Blair Hickman and Christie Thompson Propublica

In 1994, Bridget O'Connor began an internship at Rockland Psychiatric Center, where one of the doctors allegedly began to refer to her as Miss Sexual Harassment, told her that she should participate in an orgy, and suggested that she remove her clothing before meeting with him. Other women in the office made similar claims.

Yet when O'Connor filed a lawsuit, her sexual harassment claims were dismissed because she was an unpaid intern. A federal appeals court affirmed the decision to throw out the claim.

Unpaid interns miss out on wages and employment benefits, but they can also find themselves in "legal limbo" when it comes to civil rights, according to law professor and intern labor rights advocate David Yamada.

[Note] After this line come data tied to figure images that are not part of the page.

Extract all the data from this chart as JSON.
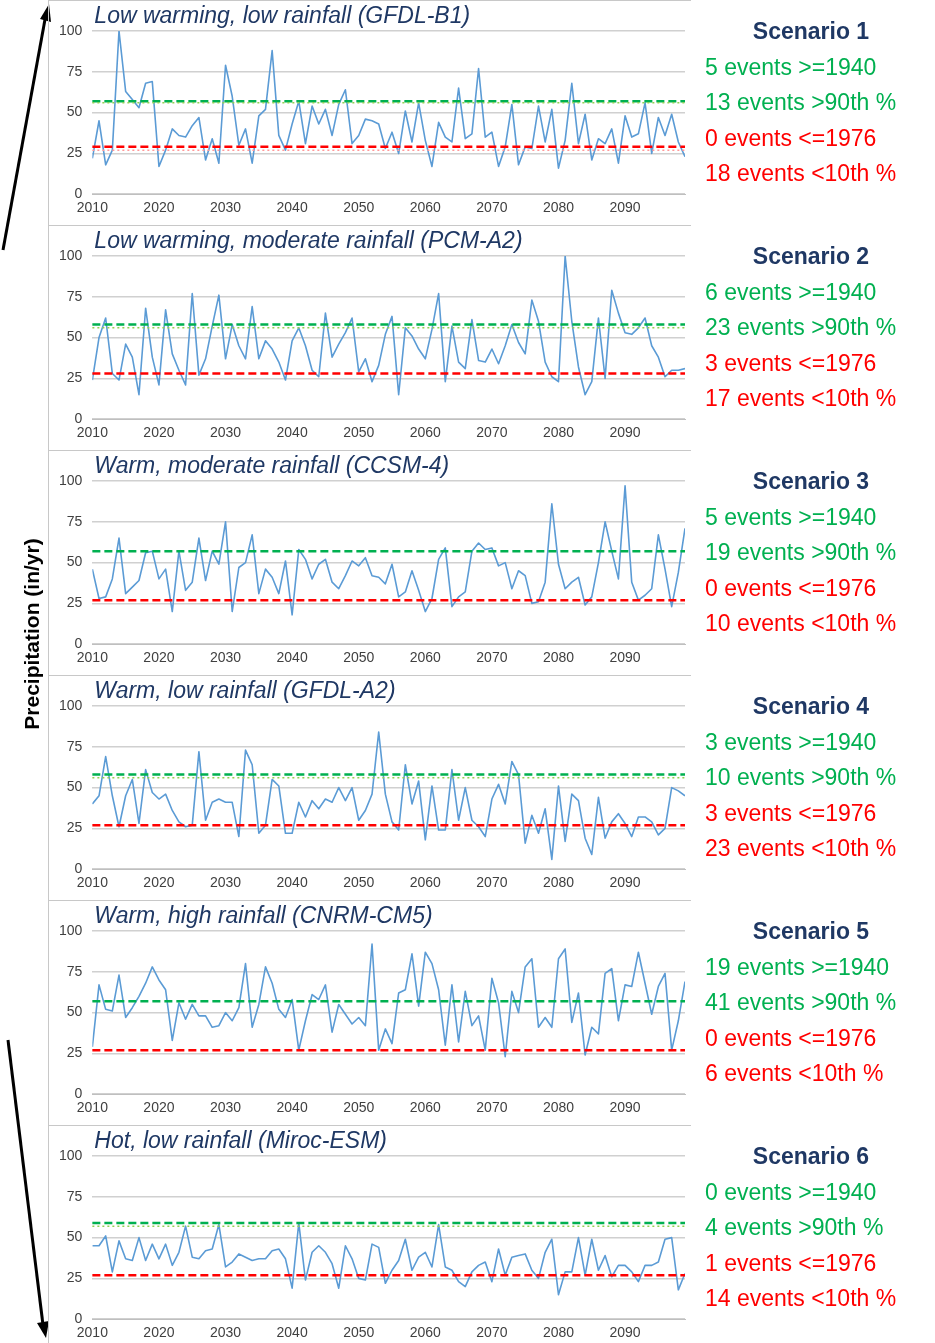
{
  "chart_data": [
    {
      "type": "line",
      "title": "Low warming, low rainfall (GFDL-B1)",
      "xlim": [
        2010,
        2099
      ],
      "xticks": [
        2010,
        2020,
        2030,
        2040,
        2050,
        2060,
        2070,
        2080,
        2090
      ],
      "ylim": [
        0,
        100
      ],
      "yticks": [
        0,
        25,
        50,
        75,
        100
      ],
      "grid": "y",
      "marker": "none",
      "x": [
        2010,
        2011,
        2012,
        2013,
        2014,
        2015,
        2016,
        2017,
        2018,
        2019,
        2020,
        2021,
        2022,
        2023,
        2024,
        2025,
        2026,
        2027,
        2028,
        2029,
        2030,
        2031,
        2032,
        2033,
        2034,
        2035,
        2036,
        2037,
        2038,
        2039,
        2040,
        2041,
        2042,
        2043,
        2044,
        2045,
        2046,
        2047,
        2048,
        2049,
        2050,
        2051,
        2052,
        2053,
        2054,
        2055,
        2056,
        2057,
        2058,
        2059,
        2060,
        2061,
        2062,
        2063,
        2064,
        2065,
        2066,
        2067,
        2068,
        2069,
        2070,
        2071,
        2072,
        2073,
        2074,
        2075,
        2076,
        2077,
        2078,
        2079,
        2080,
        2081,
        2082,
        2083,
        2084,
        2085,
        2086,
        2087,
        2088,
        2089,
        2090,
        2091,
        2092,
        2093,
        2094,
        2095,
        2096,
        2097,
        2098,
        2099
      ],
      "series": [
        {
          "color": "#5b9bd5",
          "values": [
            22,
            45,
            18,
            27,
            100,
            63,
            58,
            53,
            68,
            69,
            17,
            27,
            40,
            36,
            35,
            42,
            47,
            21,
            34,
            19,
            79,
            60,
            30,
            40,
            19,
            48,
            52,
            88,
            36,
            27,
            43,
            57,
            31,
            54,
            43,
            52,
            36,
            55,
            64,
            31,
            36,
            46,
            45,
            43,
            28,
            38,
            25,
            51,
            32,
            56,
            33,
            17,
            44,
            35,
            32,
            65,
            34,
            37,
            77,
            35,
            38,
            17,
            29,
            55,
            18,
            29,
            28,
            54,
            32,
            52,
            16,
            33,
            68,
            31,
            49,
            21,
            34,
            31,
            40,
            19,
            48,
            35,
            37,
            56,
            25,
            47,
            36,
            49,
            32,
            23
          ]
        }
      ],
      "ref_lines": [
        {
          "axis": "y",
          "value": 57,
          "color": "#00b050",
          "line_style": "dashed"
        },
        {
          "axis": "y",
          "value": 29,
          "color": "#ff0000",
          "line_style": "dashed"
        },
        {
          "axis": "y",
          "value": 56,
          "color": "#92d050",
          "line_style": "dotted"
        },
        {
          "axis": "y",
          "value": 27,
          "color": "#ff9999",
          "line_style": "dotted"
        }
      ],
      "annotations": [
        "Scenario 1",
        "5 events >=1940",
        "13 events >90th %",
        "0 events <=1976",
        "18 events <10th %"
      ]
    },
    {
      "type": "line",
      "title": "Low warming, moderate rainfall (PCM-A2)",
      "xlim": [
        2010,
        2099
      ],
      "xticks": [
        2010,
        2020,
        2030,
        2040,
        2050,
        2060,
        2070,
        2080,
        2090
      ],
      "ylim": [
        0,
        100
      ],
      "yticks": [
        0,
        25,
        50,
        75,
        100
      ],
      "grid": "y",
      "marker": "none",
      "x": [
        2010,
        2011,
        2012,
        2013,
        2014,
        2015,
        2016,
        2017,
        2018,
        2019,
        2020,
        2021,
        2022,
        2023,
        2024,
        2025,
        2026,
        2027,
        2028,
        2029,
        2030,
        2031,
        2032,
        2033,
        2034,
        2035,
        2036,
        2037,
        2038,
        2039,
        2040,
        2041,
        2042,
        2043,
        2044,
        2045,
        2046,
        2047,
        2048,
        2049,
        2050,
        2051,
        2052,
        2053,
        2054,
        2055,
        2056,
        2057,
        2058,
        2059,
        2060,
        2061,
        2062,
        2063,
        2064,
        2065,
        2066,
        2067,
        2068,
        2069,
        2070,
        2071,
        2072,
        2073,
        2074,
        2075,
        2076,
        2077,
        2078,
        2079,
        2080,
        2081,
        2082,
        2083,
        2084,
        2085,
        2086,
        2087,
        2088,
        2089,
        2090,
        2091,
        2092,
        2093,
        2094,
        2095,
        2096,
        2097,
        2098,
        2099
      ],
      "series": [
        {
          "color": "#5b9bd5",
          "values": [
            24,
            50,
            62,
            28,
            24,
            46,
            38,
            15,
            68,
            38,
            21,
            67,
            40,
            30,
            21,
            77,
            27,
            37,
            57,
            76,
            37,
            58,
            45,
            37,
            69,
            37,
            48,
            43,
            35,
            24,
            48,
            56,
            45,
            30,
            26,
            65,
            38,
            46,
            53,
            62,
            29,
            37,
            23,
            33,
            52,
            63,
            15,
            56,
            51,
            43,
            37,
            55,
            77,
            23,
            57,
            35,
            31,
            61,
            36,
            35,
            43,
            34,
            45,
            58,
            47,
            40,
            73,
            60,
            35,
            26,
            23,
            100,
            60,
            32,
            15,
            23,
            62,
            25,
            79,
            65,
            53,
            52,
            56,
            62,
            45,
            38,
            26,
            30,
            30,
            31
          ]
        }
      ],
      "ref_lines": [
        {
          "axis": "y",
          "value": 58,
          "color": "#00b050",
          "line_style": "dashed"
        },
        {
          "axis": "y",
          "value": 28,
          "color": "#ff0000",
          "line_style": "dashed"
        },
        {
          "axis": "y",
          "value": 56,
          "color": "#92d050",
          "line_style": "dotted"
        }
      ],
      "annotations": [
        "Scenario 2",
        "6 events >=1940",
        "23 events >90th %",
        "3 events <=1976",
        "17 events <10th %"
      ]
    },
    {
      "type": "line",
      "title": "Warm, moderate rainfall (CCSM-4)",
      "ylabel": "Precipitation (in/yr)",
      "xlim": [
        2010,
        2099
      ],
      "xticks": [
        2010,
        2020,
        2030,
        2040,
        2050,
        2060,
        2070,
        2080,
        2090
      ],
      "ylim": [
        0,
        100
      ],
      "yticks": [
        0,
        25,
        50,
        75,
        100
      ],
      "grid": "y",
      "marker": "none",
      "x": [
        2010,
        2011,
        2012,
        2013,
        2014,
        2015,
        2016,
        2017,
        2018,
        2019,
        2020,
        2021,
        2022,
        2023,
        2024,
        2025,
        2026,
        2027,
        2028,
        2029,
        2030,
        2031,
        2032,
        2033,
        2034,
        2035,
        2036,
        2037,
        2038,
        2039,
        2040,
        2041,
        2042,
        2043,
        2044,
        2045,
        2046,
        2047,
        2048,
        2049,
        2050,
        2051,
        2052,
        2053,
        2054,
        2055,
        2056,
        2057,
        2058,
        2059,
        2060,
        2061,
        2062,
        2063,
        2064,
        2065,
        2066,
        2067,
        2068,
        2069,
        2070,
        2071,
        2072,
        2073,
        2074,
        2075,
        2076,
        2077,
        2078,
        2079,
        2080,
        2081,
        2082,
        2083,
        2084,
        2085,
        2086,
        2087,
        2088,
        2089,
        2090,
        2091,
        2092,
        2093,
        2094,
        2095,
        2096,
        2097,
        2098,
        2099
      ],
      "series": [
        {
          "color": "#5b9bd5",
          "values": [
            46,
            28,
            29,
            40,
            65,
            31,
            35,
            39,
            56,
            57,
            40,
            46,
            20,
            57,
            33,
            38,
            65,
            39,
            57,
            49,
            75,
            20,
            47,
            50,
            67,
            31,
            46,
            41,
            31,
            51,
            18,
            58,
            52,
            40,
            49,
            52,
            38,
            34,
            42,
            51,
            48,
            53,
            42,
            41,
            37,
            49,
            29,
            32,
            45,
            33,
            20,
            28,
            52,
            59,
            23,
            29,
            32,
            57,
            62,
            58,
            59,
            48,
            50,
            34,
            45,
            42,
            25,
            26,
            38,
            86,
            49,
            34,
            38,
            41,
            24,
            29,
            50,
            75,
            57,
            40,
            97,
            38,
            27,
            30,
            34,
            67,
            46,
            23,
            44,
            71
          ]
        }
      ],
      "ref_lines": [
        {
          "axis": "y",
          "value": 57,
          "color": "#00b050",
          "line_style": "dashed"
        },
        {
          "axis": "y",
          "value": 27,
          "color": "#ff0000",
          "line_style": "dashed"
        }
      ],
      "annotations": [
        "Scenario 3",
        "5 events >=1940",
        "19 events >90th %",
        "0 events <=1976",
        "10 events <10th %"
      ]
    },
    {
      "type": "line",
      "title": "Warm, low rainfall (GFDL-A2)",
      "xlim": [
        2010,
        2099
      ],
      "xticks": [
        2010,
        2020,
        2030,
        2040,
        2050,
        2060,
        2070,
        2080,
        2090
      ],
      "ylim": [
        0,
        100
      ],
      "yticks": [
        0,
        25,
        50,
        75,
        100
      ],
      "grid": "y",
      "marker": "none",
      "x": [
        2010,
        2011,
        2012,
        2013,
        2014,
        2015,
        2016,
        2017,
        2018,
        2019,
        2020,
        2021,
        2022,
        2023,
        2024,
        2025,
        2026,
        2027,
        2028,
        2029,
        2030,
        2031,
        2032,
        2033,
        2034,
        2035,
        2036,
        2037,
        2038,
        2039,
        2040,
        2041,
        2042,
        2043,
        2044,
        2045,
        2046,
        2047,
        2048,
        2049,
        2050,
        2051,
        2052,
        2053,
        2054,
        2055,
        2056,
        2057,
        2058,
        2059,
        2060,
        2061,
        2062,
        2063,
        2064,
        2065,
        2066,
        2067,
        2068,
        2069,
        2070,
        2071,
        2072,
        2073,
        2074,
        2075,
        2076,
        2077,
        2078,
        2079,
        2080,
        2081,
        2082,
        2083,
        2084,
        2085,
        2086,
        2087,
        2088,
        2089,
        2090,
        2091,
        2092,
        2093,
        2094,
        2095,
        2096,
        2097,
        2098,
        2099
      ],
      "series": [
        {
          "color": "#5b9bd5",
          "values": [
            40,
            45,
            69,
            45,
            26,
            45,
            55,
            28,
            61,
            47,
            43,
            46,
            36,
            29,
            26,
            27,
            72,
            30,
            41,
            43,
            41,
            41,
            20,
            73,
            64,
            22,
            27,
            55,
            51,
            22,
            22,
            41,
            32,
            42,
            37,
            43,
            41,
            50,
            42,
            50,
            30,
            36,
            46,
            84,
            46,
            29,
            24,
            64,
            40,
            54,
            18,
            51,
            24,
            24,
            61,
            30,
            50,
            30,
            26,
            20,
            43,
            52,
            40,
            66,
            58,
            16,
            33,
            22,
            37,
            6,
            51,
            17,
            46,
            42,
            19,
            9,
            44,
            19,
            29,
            34,
            28,
            20,
            32,
            32,
            29,
            21,
            25,
            50,
            48,
            45
          ]
        }
      ],
      "ref_lines": [
        {
          "axis": "y",
          "value": 58,
          "color": "#00b050",
          "line_style": "dashed"
        },
        {
          "axis": "y",
          "value": 27,
          "color": "#ff0000",
          "line_style": "dashed"
        },
        {
          "axis": "y",
          "value": 56,
          "color": "#92d050",
          "line_style": "dotted"
        }
      ],
      "annotations": [
        "Scenario 4",
        "3 events >=1940",
        "10 events >90th %",
        "3 events <=1976",
        "23 events <10th %"
      ]
    },
    {
      "type": "line",
      "title": "Warm, high rainfall (CNRM-CM5)",
      "xlim": [
        2010,
        2099
      ],
      "xticks": [
        2010,
        2020,
        2030,
        2040,
        2050,
        2060,
        2070,
        2080,
        2090
      ],
      "ylim": [
        0,
        100
      ],
      "yticks": [
        0,
        25,
        50,
        75,
        100
      ],
      "grid": "y",
      "marker": "none",
      "x": [
        2010,
        2011,
        2012,
        2013,
        2014,
        2015,
        2016,
        2017,
        2018,
        2019,
        2020,
        2021,
        2022,
        2023,
        2024,
        2025,
        2026,
        2027,
        2028,
        2029,
        2030,
        2031,
        2032,
        2033,
        2034,
        2035,
        2036,
        2037,
        2038,
        2039,
        2040,
        2041,
        2042,
        2043,
        2044,
        2045,
        2046,
        2047,
        2048,
        2049,
        2050,
        2051,
        2052,
        2053,
        2054,
        2055,
        2056,
        2057,
        2058,
        2059,
        2060,
        2061,
        2062,
        2063,
        2064,
        2065,
        2066,
        2067,
        2068,
        2069,
        2070,
        2071,
        2072,
        2073,
        2074,
        2075,
        2076,
        2077,
        2078,
        2079,
        2080,
        2081,
        2082,
        2083,
        2084,
        2085,
        2086,
        2087,
        2088,
        2089,
        2090,
        2091,
        2092,
        2093,
        2094,
        2095,
        2096,
        2097,
        2098,
        2099
      ],
      "series": [
        {
          "color": "#5b9bd5",
          "values": [
            29,
            67,
            52,
            51,
            73,
            47,
            53,
            60,
            68,
            78,
            70,
            64,
            33,
            56,
            46,
            55,
            48,
            48,
            41,
            42,
            50,
            45,
            53,
            80,
            41,
            55,
            78,
            68,
            52,
            47,
            58,
            27,
            45,
            61,
            58,
            67,
            38,
            55,
            49,
            43,
            47,
            42,
            92,
            27,
            40,
            31,
            62,
            64,
            86,
            54,
            87,
            80,
            64,
            30,
            67,
            32,
            63,
            42,
            48,
            27,
            71,
            56,
            23,
            63,
            50,
            78,
            83,
            41,
            47,
            41,
            83,
            89,
            44,
            62,
            24,
            41,
            37,
            74,
            77,
            45,
            67,
            66,
            87,
            68,
            49,
            66,
            74,
            27,
            45,
            69
          ]
        }
      ],
      "ref_lines": [
        {
          "axis": "y",
          "value": 57,
          "color": "#00b050",
          "line_style": "dashed"
        },
        {
          "axis": "y",
          "value": 27,
          "color": "#ff0000",
          "line_style": "dashed"
        }
      ],
      "annotations": [
        "Scenario 5",
        "19 events >=1940",
        "41 events >90th %",
        "0 events <=1976",
        "6 events <10th %"
      ]
    },
    {
      "type": "line",
      "title": "Hot, low rainfall (Miroc-ESM)",
      "xlim": [
        2010,
        2099
      ],
      "xticks": [
        2010,
        2020,
        2030,
        2040,
        2050,
        2060,
        2070,
        2080,
        2090
      ],
      "ylim": [
        0,
        100
      ],
      "yticks": [
        0,
        25,
        50,
        75,
        100
      ],
      "grid": "y",
      "marker": "none",
      "x": [
        2010,
        2011,
        2012,
        2013,
        2014,
        2015,
        2016,
        2017,
        2018,
        2019,
        2020,
        2021,
        2022,
        2023,
        2024,
        2025,
        2026,
        2027,
        2028,
        2029,
        2030,
        2031,
        2032,
        2033,
        2034,
        2035,
        2036,
        2037,
        2038,
        2039,
        2040,
        2041,
        2042,
        2043,
        2044,
        2045,
        2046,
        2047,
        2048,
        2049,
        2050,
        2051,
        2052,
        2053,
        2054,
        2055,
        2056,
        2057,
        2058,
        2059,
        2060,
        2061,
        2062,
        2063,
        2064,
        2065,
        2066,
        2067,
        2068,
        2069,
        2070,
        2071,
        2072,
        2073,
        2074,
        2075,
        2076,
        2077,
        2078,
        2079,
        2080,
        2081,
        2082,
        2083,
        2084,
        2085,
        2086,
        2087,
        2088,
        2089,
        2090,
        2091,
        2092,
        2093,
        2094,
        2095,
        2096,
        2097,
        2098,
        2099
      ],
      "series": [
        {
          "color": "#5b9bd5",
          "values": [
            45,
            45,
            51,
            29,
            48,
            37,
            36,
            50,
            36,
            46,
            37,
            46,
            33,
            41,
            57,
            38,
            37,
            42,
            43,
            58,
            32,
            35,
            40,
            38,
            36,
            37,
            37,
            42,
            43,
            37,
            19,
            59,
            24,
            41,
            45,
            41,
            34,
            19,
            45,
            37,
            25,
            24,
            46,
            44,
            22,
            30,
            36,
            49,
            30,
            38,
            41,
            32,
            58,
            32,
            30,
            23,
            20,
            29,
            33,
            35,
            23,
            43,
            27,
            38,
            39,
            40,
            30,
            25,
            41,
            49,
            15,
            29,
            29,
            50,
            27,
            49,
            30,
            39,
            26,
            33,
            33,
            29,
            23,
            33,
            33,
            35,
            49,
            50,
            18,
            28
          ]
        }
      ],
      "ref_lines": [
        {
          "axis": "y",
          "value": 59,
          "color": "#00b050",
          "line_style": "dashed"
        },
        {
          "axis": "y",
          "value": 27,
          "color": "#ff0000",
          "line_style": "dashed"
        },
        {
          "axis": "y",
          "value": 57,
          "color": "#92d050",
          "line_style": "dotted"
        }
      ],
      "annotations": [
        "Scenario 6",
        "0 events >=1940",
        "4 events >90th %",
        "1 events <=1976",
        "14 events <10th %"
      ]
    }
  ]
}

The O'Connor decision (the leading ruling on the matter, according to Yamada) held that because they don't get a paycheck, unpaid interns are not "employees" under the Civil Rights Act -- and thus, they're not protected.

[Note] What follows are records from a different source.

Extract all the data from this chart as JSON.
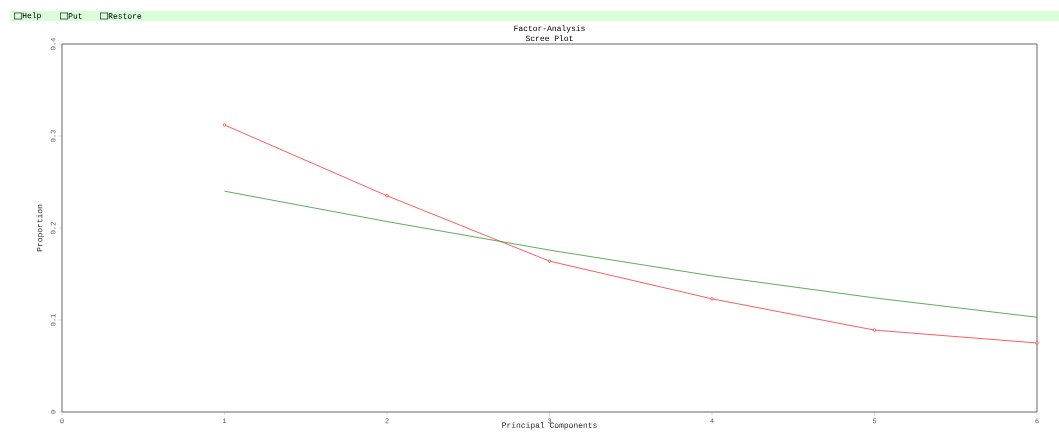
{
  "chart_data": {
    "type": "line",
    "title": "Factor-Analysis",
    "subtitle": "Scree Plot",
    "xlabel": "Principal Components",
    "ylabel": "Proportion",
    "annotations": [
      "Help",
      "Put",
      "Restore"
    ],
    "x": [
      1,
      2,
      3,
      4,
      5,
      6
    ],
    "series": [
      {
        "color": "#ff3333",
        "marker": "circle",
        "values": [
          0.312,
          0.235,
          0.164,
          0.123,
          0.089,
          0.075
        ]
      },
      {
        "color": "#339933",
        "marker": "none",
        "values": [
          0.24,
          0.207,
          0.176,
          0.148,
          0.124,
          0.103
        ]
      }
    ],
    "xlim": [
      0,
      6
    ],
    "ylim": [
      0,
      0.4
    ],
    "xticks": [
      0,
      1,
      2,
      3,
      4,
      5,
      6
    ],
    "yticks": [
      0,
      0.1,
      0.2,
      0.3,
      0.4
    ],
    "grid": false,
    "line_style": "solid"
  }
}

Federal policies echo court rulings. The laws enforced by the U.S. Equal Employment Opportunity Commission, including the Civil Rights Act, don't cover interns unless they receive "significant remuneration," according to commission spokesperson Joseph Olivares.

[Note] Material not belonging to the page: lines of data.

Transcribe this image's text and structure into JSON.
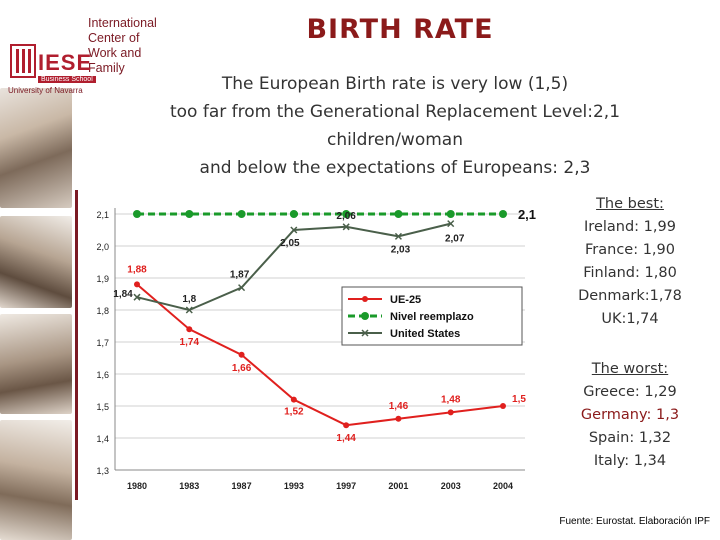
{
  "logo": {
    "lines": [
      "International",
      "Center of",
      "Work and",
      "Family"
    ],
    "brand": "IESE",
    "school": "Business School",
    "university": "University of Navarra"
  },
  "title": "BIRTH RATE",
  "subtitle": [
    "The European Birth rate is very low (1,5)",
    "too far from the Generational Replacement Level:2,1",
    "children/woman",
    "and below the expectations of Europeans: 2,3"
  ],
  "best": {
    "heading": "The best:",
    "items": [
      "Ireland: 1,99",
      "France: 1,90",
      "Finland: 1,80",
      "Denmark:1,78",
      "UK:1,74"
    ]
  },
  "worst": {
    "heading": "The worst:",
    "items": [
      "Greece: 1,29",
      "Germany: 1,3",
      "Spain: 1,32",
      "Italy: 1,34"
    ]
  },
  "source": "Fuente: Eurostat. Elaboración IPF",
  "colors": {
    "ue": "#e0201e",
    "replacement": "#1a9a2a",
    "us": "#4a5f4a",
    "title": "#8b1a1a"
  },
  "chart_data": {
    "type": "line",
    "categories": [
      "1980",
      "1983",
      "1987",
      "1993",
      "1997",
      "2001",
      "2003",
      "2004"
    ],
    "ylim": [
      1.3,
      2.1
    ],
    "yticks": [
      "1,3",
      "1,4",
      "1,5",
      "1,6",
      "1,7",
      "1,8",
      "1,9",
      "2,0",
      "2,1"
    ],
    "grid": true,
    "legend_position": "center-right",
    "series": [
      {
        "name": "UE-25",
        "values": [
          1.88,
          1.74,
          1.66,
          1.52,
          1.44,
          1.46,
          1.48,
          1.5
        ],
        "labels": [
          "1,88",
          "1,74",
          "1,66",
          "1,52",
          "1,44",
          "1,46",
          "1,48",
          "1,5"
        ]
      },
      {
        "name": "Nivel reemplazo",
        "values": [
          2.1,
          2.1,
          2.1,
          2.1,
          2.1,
          2.1,
          2.1,
          2.1
        ],
        "labels": [
          "",
          "",
          "",
          "",
          "",
          "",
          "",
          "2,1"
        ]
      },
      {
        "name": "United States",
        "values": [
          1.84,
          1.8,
          1.87,
          2.05,
          2.06,
          2.03,
          2.07,
          null
        ],
        "labels": [
          "1,84",
          "1,8",
          "1,87",
          "2,05",
          "2,06",
          "2,03",
          "2,07",
          ""
        ]
      }
    ]
  }
}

"At least with respect to the federal law that we enforce, an unpaid intern would not be legally protected by our laws prohibiting sexual harassment," Olivares said in an email to ProPublica.

It's unclear how many interns are sexually harassed at work. The commission doesn't keep those statistics, according to Olivares. And as the Chicago Tribune detailed in 2011, interns often don't know where to turn when faced with harassment or can fear retaliation from bosses they look to for future jobs or recommendations.

"You can understand perhaps why there haven't been more cases," said Yamada. "If you're a young student, and have been trying to get a career off the ground, the bind that puts someone in is significant, because there's retaliation."

Olivares noted that while federal laws don't protect unpaid interns, company policies and state or local laws could sometimes broaden workplace protections.

In June, Oregon passed a law expanding discrimination and harassment protections to interns, whether they are paid or not. According to Charlie Burr, spokespersonfor the state's Bureau of Labor and Industries, Oregon is the first state to pass such protections.

"Those principles of protecting people in the workplace have been in place for a long time, but they've never applied to interns," said Oregon Labor Commissioner Brad Avakian. "It really left them with few options."

Oregon's law protects interns from sexual harassment and discrimination based on race, religion, gender, disability, and sexual orientation and covers wrongful termination tied to discrimination — but it doesn't create an employment relationship or impact wages, an issue the state was careful to avoid, according to Avakian.

The idea for the law came from Carole Delogu, a former unpaid intern in the state's Bureau of Labor and Industries, after she read an article in the Public Interest Law Journal on the workplace protections not afforded to interns.

"I was in disbelief," Delogu said, of her reaction to the loophole. "Interns are in a fragile place, they want to get their foot in the door, so they don't complain."

So Delogu brought her concerns to the Labor bureau, and helped draft a proposal to close the gap in protections. Under the new law, Delogu hopes "more people will be able to stand up for their rights."

D.C. has made similar strides to protect interns. Council member Mary Cheh lobbied successfully to extend the D.C. Human Rights Act protections against sexual harassment to interns after hearing the story of one intern's sexual harassment claims against her employer, a massage and body therapy center in Friendship Heights. The intern's case was dismissed because she was unpaid.

Yet as Maurice Pianko, attorney and founder of Intern Justice, points out: if for-profit employers paid their interns when they should (and usually they should be paid), protection from discrimination and sexual harassment would automatically apply.

"It's a surprise to me to see that there are still companies not paying their employees," Pianko said. "If any general counsel wants to find out the law they can, and honestly I don't know what they're thinking."